What will be, will be.

I crossed a square, hurrying beneath a statue of a soldier mounted on a horse, his sword raised to heaven. The fog thinned, giving me a glimpse of carriages waiting in a row some distance ahead in front of a small wooden building. The station house.

As I drew nearer I saw, on the other side of the depot, globed lights shining down on a waiting train. A whistle shrieked and white steam billowed from the gigantic black locomotive. Behind the hissing engine was a string of yellow and green cars--coaches, I'd heard them called. I'd never been close to a train--Grandmother MacArthur and I had lived in a secluded valley in Virginia--watching them always from a distance, hearing whistles calling their messages of loneliness in the night. Now I must escape on one. Alone.

I took another deep breath, trying to banish the image of a heartbroken Sasha when she heard that Zurka had made the journey from life to death. To save me.

The heels of my gaje shoes clicked on the cobblestones as I ran across the road and up stone steps leading to the top of a small embankment. From there I climbed wooden steps to the platform. Faces, white and disembodied, stared down at me from the coach windows. Smoke drifted around me, bringing with it the sharp choking odor of cinders. Steam hissed from the side of the locomotive and sent wraith-like tentacles curling across the platform.

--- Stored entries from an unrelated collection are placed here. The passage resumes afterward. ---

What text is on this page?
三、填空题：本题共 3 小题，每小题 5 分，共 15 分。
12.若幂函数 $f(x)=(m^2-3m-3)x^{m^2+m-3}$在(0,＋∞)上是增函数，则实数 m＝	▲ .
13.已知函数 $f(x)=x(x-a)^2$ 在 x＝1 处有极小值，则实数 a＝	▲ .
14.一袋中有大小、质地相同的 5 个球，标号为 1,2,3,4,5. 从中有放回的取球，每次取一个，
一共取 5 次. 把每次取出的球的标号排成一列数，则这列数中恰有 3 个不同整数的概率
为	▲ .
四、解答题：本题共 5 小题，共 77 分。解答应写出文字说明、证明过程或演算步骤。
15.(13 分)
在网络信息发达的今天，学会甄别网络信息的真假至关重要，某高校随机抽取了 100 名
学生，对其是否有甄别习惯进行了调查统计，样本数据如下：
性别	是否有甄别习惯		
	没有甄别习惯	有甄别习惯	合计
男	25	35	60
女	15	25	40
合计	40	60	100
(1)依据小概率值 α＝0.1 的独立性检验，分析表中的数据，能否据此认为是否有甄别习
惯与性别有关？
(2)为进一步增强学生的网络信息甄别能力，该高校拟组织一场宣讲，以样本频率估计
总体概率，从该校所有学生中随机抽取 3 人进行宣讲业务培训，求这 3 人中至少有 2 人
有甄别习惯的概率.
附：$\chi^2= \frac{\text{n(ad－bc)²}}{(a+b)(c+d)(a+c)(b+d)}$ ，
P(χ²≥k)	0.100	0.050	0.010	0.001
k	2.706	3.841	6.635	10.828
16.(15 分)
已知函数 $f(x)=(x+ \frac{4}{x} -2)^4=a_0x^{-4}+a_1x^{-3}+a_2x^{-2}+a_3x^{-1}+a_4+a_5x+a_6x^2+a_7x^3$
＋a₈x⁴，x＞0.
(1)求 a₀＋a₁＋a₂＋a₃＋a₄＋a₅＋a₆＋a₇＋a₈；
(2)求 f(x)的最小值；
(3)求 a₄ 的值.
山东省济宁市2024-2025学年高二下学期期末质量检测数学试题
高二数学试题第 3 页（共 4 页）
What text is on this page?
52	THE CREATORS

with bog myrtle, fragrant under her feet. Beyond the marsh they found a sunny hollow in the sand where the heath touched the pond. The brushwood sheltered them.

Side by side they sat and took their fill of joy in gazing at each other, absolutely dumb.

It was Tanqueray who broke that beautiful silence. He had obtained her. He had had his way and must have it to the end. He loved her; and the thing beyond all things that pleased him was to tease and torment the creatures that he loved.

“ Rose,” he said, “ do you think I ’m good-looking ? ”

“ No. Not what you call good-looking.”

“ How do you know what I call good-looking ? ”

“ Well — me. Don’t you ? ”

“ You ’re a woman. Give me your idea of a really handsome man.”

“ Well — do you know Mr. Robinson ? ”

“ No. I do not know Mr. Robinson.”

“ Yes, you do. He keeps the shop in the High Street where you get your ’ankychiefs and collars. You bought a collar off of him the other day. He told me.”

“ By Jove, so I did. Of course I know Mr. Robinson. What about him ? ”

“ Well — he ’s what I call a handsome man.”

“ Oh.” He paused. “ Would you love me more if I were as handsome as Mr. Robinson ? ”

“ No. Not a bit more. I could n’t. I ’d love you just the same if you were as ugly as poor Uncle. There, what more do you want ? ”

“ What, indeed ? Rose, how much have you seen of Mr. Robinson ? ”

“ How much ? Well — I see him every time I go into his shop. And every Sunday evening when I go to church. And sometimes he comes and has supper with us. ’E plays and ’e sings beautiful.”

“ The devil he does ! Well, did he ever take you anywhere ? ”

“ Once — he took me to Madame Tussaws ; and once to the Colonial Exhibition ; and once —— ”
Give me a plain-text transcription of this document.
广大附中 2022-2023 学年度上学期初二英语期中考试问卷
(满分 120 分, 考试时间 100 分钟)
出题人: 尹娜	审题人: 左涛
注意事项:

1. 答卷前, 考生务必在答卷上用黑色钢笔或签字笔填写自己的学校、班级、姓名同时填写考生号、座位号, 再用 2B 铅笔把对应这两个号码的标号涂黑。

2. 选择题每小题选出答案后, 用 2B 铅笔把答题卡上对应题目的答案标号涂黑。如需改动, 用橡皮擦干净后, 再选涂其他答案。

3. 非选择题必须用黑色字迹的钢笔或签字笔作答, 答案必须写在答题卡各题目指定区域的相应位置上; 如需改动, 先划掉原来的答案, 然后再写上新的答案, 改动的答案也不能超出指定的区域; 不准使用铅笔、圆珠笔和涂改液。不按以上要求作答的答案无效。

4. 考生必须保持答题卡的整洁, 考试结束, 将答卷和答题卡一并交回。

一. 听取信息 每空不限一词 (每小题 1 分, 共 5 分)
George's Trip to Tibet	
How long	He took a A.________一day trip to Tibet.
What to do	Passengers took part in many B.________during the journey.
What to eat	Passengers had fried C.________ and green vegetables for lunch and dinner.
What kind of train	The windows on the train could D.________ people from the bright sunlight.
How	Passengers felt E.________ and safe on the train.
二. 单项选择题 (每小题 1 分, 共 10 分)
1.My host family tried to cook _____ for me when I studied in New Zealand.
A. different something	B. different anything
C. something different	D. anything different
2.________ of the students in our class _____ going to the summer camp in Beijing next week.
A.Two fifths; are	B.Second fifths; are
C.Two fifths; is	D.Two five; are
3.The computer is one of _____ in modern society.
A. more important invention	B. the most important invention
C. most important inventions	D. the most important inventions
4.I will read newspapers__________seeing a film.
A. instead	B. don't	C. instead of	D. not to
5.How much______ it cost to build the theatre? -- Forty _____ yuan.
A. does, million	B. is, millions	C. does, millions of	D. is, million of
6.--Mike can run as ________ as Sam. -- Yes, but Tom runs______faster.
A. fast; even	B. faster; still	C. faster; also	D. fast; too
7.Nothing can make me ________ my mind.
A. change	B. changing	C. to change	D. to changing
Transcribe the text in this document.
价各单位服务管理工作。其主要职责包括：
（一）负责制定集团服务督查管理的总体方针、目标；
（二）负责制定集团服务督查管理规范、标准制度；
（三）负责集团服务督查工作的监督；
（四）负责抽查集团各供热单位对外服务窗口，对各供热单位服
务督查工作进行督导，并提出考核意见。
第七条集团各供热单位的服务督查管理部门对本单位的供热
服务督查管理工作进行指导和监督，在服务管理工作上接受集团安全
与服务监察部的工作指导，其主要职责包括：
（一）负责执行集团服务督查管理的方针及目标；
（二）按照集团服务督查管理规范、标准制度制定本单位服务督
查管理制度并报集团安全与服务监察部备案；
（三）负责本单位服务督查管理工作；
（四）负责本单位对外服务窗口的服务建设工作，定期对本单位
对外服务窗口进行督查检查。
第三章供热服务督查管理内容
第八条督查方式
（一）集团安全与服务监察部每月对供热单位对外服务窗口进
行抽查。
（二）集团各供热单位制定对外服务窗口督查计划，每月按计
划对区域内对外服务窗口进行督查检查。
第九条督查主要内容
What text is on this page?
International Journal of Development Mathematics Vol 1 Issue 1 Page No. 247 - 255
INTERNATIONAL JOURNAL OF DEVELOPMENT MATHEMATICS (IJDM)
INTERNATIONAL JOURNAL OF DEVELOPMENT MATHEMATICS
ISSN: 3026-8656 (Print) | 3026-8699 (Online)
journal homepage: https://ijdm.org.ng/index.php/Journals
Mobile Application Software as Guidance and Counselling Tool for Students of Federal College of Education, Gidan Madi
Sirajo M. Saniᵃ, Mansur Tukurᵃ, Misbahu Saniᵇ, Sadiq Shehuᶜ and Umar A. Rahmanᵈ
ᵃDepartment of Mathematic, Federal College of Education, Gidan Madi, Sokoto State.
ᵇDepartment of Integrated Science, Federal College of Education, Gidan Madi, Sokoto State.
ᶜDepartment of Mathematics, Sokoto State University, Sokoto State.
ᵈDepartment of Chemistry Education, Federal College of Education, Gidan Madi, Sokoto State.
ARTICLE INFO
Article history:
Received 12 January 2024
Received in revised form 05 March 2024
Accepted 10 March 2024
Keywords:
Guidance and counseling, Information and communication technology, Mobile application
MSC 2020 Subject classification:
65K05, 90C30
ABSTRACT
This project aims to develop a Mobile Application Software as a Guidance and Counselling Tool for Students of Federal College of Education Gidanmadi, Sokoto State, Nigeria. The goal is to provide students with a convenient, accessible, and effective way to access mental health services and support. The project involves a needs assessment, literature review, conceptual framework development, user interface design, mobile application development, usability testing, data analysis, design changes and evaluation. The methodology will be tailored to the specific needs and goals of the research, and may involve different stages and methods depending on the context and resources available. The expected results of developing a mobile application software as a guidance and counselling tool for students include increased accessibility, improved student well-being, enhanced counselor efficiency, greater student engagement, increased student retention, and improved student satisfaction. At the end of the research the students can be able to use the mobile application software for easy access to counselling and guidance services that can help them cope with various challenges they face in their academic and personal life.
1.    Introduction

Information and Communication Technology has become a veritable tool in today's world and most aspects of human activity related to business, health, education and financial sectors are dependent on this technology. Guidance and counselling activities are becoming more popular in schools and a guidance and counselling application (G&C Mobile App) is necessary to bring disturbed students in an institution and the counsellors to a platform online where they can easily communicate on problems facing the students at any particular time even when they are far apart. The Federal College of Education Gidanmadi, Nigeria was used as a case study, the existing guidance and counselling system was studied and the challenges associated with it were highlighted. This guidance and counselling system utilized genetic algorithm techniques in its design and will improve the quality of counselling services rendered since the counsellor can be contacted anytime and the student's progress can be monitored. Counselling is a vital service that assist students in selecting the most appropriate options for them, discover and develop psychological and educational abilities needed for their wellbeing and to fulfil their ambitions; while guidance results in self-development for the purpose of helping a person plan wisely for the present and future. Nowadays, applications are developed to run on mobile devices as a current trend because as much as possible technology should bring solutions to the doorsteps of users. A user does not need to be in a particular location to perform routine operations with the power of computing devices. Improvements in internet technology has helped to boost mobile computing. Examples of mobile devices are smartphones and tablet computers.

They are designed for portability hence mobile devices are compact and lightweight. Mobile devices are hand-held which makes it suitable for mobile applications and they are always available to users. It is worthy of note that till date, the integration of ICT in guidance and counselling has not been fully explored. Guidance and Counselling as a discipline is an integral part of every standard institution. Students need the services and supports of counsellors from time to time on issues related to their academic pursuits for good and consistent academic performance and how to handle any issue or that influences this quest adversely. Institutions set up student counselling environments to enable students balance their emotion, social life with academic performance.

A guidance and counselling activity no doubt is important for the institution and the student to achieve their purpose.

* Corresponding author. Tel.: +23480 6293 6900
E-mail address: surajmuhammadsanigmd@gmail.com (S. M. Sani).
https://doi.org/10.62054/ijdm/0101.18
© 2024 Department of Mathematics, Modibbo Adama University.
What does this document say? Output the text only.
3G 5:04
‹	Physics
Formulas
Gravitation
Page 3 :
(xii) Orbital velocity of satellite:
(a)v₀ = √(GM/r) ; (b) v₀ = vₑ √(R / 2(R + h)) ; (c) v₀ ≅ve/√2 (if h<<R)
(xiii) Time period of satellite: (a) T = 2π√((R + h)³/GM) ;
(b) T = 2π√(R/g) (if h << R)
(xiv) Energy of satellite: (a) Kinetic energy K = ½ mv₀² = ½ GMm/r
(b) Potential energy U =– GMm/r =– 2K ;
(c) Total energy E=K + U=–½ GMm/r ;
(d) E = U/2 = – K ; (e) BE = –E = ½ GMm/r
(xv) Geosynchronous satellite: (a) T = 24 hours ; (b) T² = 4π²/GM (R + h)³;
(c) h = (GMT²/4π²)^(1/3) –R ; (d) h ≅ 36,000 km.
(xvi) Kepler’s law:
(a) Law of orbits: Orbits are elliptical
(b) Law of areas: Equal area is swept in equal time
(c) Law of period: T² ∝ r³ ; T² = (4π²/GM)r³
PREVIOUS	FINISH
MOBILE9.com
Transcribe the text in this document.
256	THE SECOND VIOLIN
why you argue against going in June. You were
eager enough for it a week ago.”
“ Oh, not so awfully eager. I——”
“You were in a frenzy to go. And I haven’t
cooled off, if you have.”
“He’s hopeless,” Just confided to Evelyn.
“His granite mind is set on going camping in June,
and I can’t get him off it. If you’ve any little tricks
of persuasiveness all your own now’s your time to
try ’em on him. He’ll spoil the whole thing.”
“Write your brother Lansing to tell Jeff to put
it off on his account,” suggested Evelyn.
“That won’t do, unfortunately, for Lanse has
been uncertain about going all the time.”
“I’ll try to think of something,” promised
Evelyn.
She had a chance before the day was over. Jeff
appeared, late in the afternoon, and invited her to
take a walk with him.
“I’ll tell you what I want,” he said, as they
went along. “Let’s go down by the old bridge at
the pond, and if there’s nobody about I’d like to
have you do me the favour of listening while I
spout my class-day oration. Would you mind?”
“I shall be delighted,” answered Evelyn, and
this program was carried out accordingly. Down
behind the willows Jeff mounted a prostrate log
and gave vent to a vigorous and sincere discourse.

The bleak gray of the dawn and the smoke and the steam reminded me of a picture in one of Grandma MacArthur's books, a drawing of naked men and women writhing in agony in an inferno of flame and smoke. Belatedly, I saw that the train was moving. Was I too late?

A man's figure appeared in the midst of the steam, a vague distorted blur, a wavering shape that seemed to dissolve and then reform in the mist as he walked toward me. I stood frozen when, with an accompanying rush of terror, the rest of my dream came back. Unlike my dream, steam, not fog, hid this man who stalked me.

The outline of a tall man in gray materialized from the enveloping whiteness, a man striding rapidly toward me, his eyes fixed on mine. I swallowed, in my fear unable to retreat, unable to move at all. He grasped my arm, pulling me with him, willy-nilly, as he strode toward the moving train. Terrified, I wondered if he meant to throw me under its huge iron wheels.